Afghanistan, Kabul: US Secretary of Defense Leon Panetta (L) and Afghanistan President Harmid Karzai, during their joint press conference at the Presidential Palace in Kabul, Afghanistan, on December, 14, 2011. (AFP Photo/Pablo Martinez Monsivais/POOL)
As President Obama saluted American soldiers coming home from Iraq this week, Defense Secretary Leon Panetta lied through his teeth to troops, insisting that the war in Afghanistan is moving “in the right direction.”

Those were the words that the chief of the Pentagon said on Wednesday from a US base in Pakika province near the Afghanistan’s border with Pakistan. “We're winning this very tough conflict," added Panetta.

On the contrary, NATO statistics reveal that there has been a 21 percent increase in enemy attacks in the eastern portion of Afghanistan alone as of late. Figures from the United Nations also show a peak in violence overseas in 2011.

The US is slated to remove 23,000 of the 91,000 or so troops from Afghanistan by 12 months from now, which while a substantial start to a drawdown, will cause unprotected troops to be more susceptible to enemy attacks.

More than ten years after the US first put boots on the ground in Afghanistan, Panetta told those soldiers that current operations have the American cause moving in the right direction and a victory for the US is imminent. Despite his alleged optimism, that end might not be as near as he leads troops to believe.

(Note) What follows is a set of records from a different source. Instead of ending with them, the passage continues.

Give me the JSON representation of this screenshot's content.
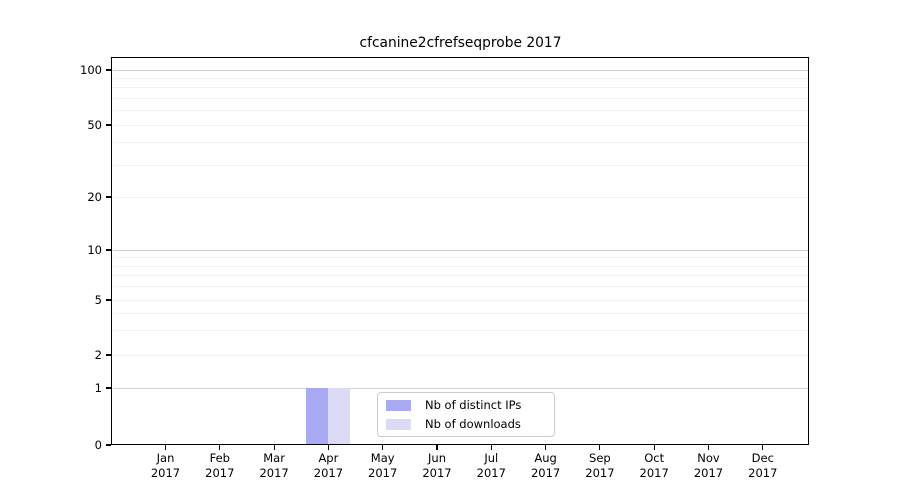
{
  "chart_data": {
    "type": "bar",
    "title": "cfcanine2cfrefseqprobe 2017",
    "x_axis": {
      "months": [
        "Jan",
        "Feb",
        "Mar",
        "Apr",
        "May",
        "Jun",
        "Jul",
        "Aug",
        "Sep",
        "Oct",
        "Nov",
        "Dec"
      ],
      "year": "2017"
    },
    "y_axis": {
      "scale": "symlog",
      "tick_labels": [
        "0",
        "1",
        "2",
        "5",
        "10",
        "20",
        "50",
        "100"
      ],
      "tick_values": [
        0,
        1,
        2,
        5,
        10,
        20,
        50,
        100
      ],
      "minor_gridlines": [
        2,
        3,
        4,
        5,
        6,
        7,
        8,
        9,
        20,
        30,
        40,
        50,
        60,
        70,
        80,
        90
      ],
      "major_gridlines": [
        1,
        10,
        100
      ],
      "range": [
        0,
        117
      ],
      "grid": true
    },
    "series": [
      {
        "name": "Nb of distinct IPs",
        "color": "#a9a9f4",
        "values": [
          0,
          0,
          0,
          1,
          0,
          0,
          0,
          0,
          0,
          0,
          0,
          0
        ]
      },
      {
        "name": "Nb of downloads",
        "color": "#dbdbf8",
        "values": [
          0,
          0,
          0,
          1,
          0,
          0,
          0,
          0,
          0,
          0,
          0,
          0
        ]
      }
    ],
    "legend": {
      "position": "bottom-center",
      "entries": [
        "Nb of distinct IPs",
        "Nb of downloads"
      ]
    }
  },
  "colors": {
    "axis": "#000000",
    "grid_minor": "#f1f1f1",
    "grid_major": "#cfcfcf",
    "legend_border": "#cccccc",
    "text": "#000000"
  }
}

The Washington Post reports that one soldier quizzed General Panetta on his statements Wednesday, asking him, “If the Afghan government falls apart after we leave here, are we going to have to come back in 10 years to pick up the pieces?”

“The answer to your question is: We are not going to walk away,” responded Panetta.

"This has been a difficult and complicated relationship as all of you know, but it is an important relationship, and it is one that we have to continue to work at," said the commander.

“My hope is that we maintain a long-term relationship with Afghanistan, that we don’t just simply pick up and get out,” added Panetta on Wednesday. “We spilled too much blood here.”

Only four months earlier, former commander of American troops Stanley McChrystal said that the War on Terror was only “a little better than” half way over.

“We didn't know enough and we still don't know enough," the now-retired general told the Council of Foreign Affairs in Washington back in October.

Two months earlier, August 2011 marked the bloodiest month for US troops since the war began a decade earlier. The tally of troops killed overseas topped off at 66 by the end of the month, just bypassing the previous record of 65 set back in July 2010. So far in this year, 409 Americans have died, marking the second highest tally since the skirmishes started in 2001. With two weeks left in December, only a few dozen more casualties will make 2011 the worst year ever for American soldiers in Afghanistan.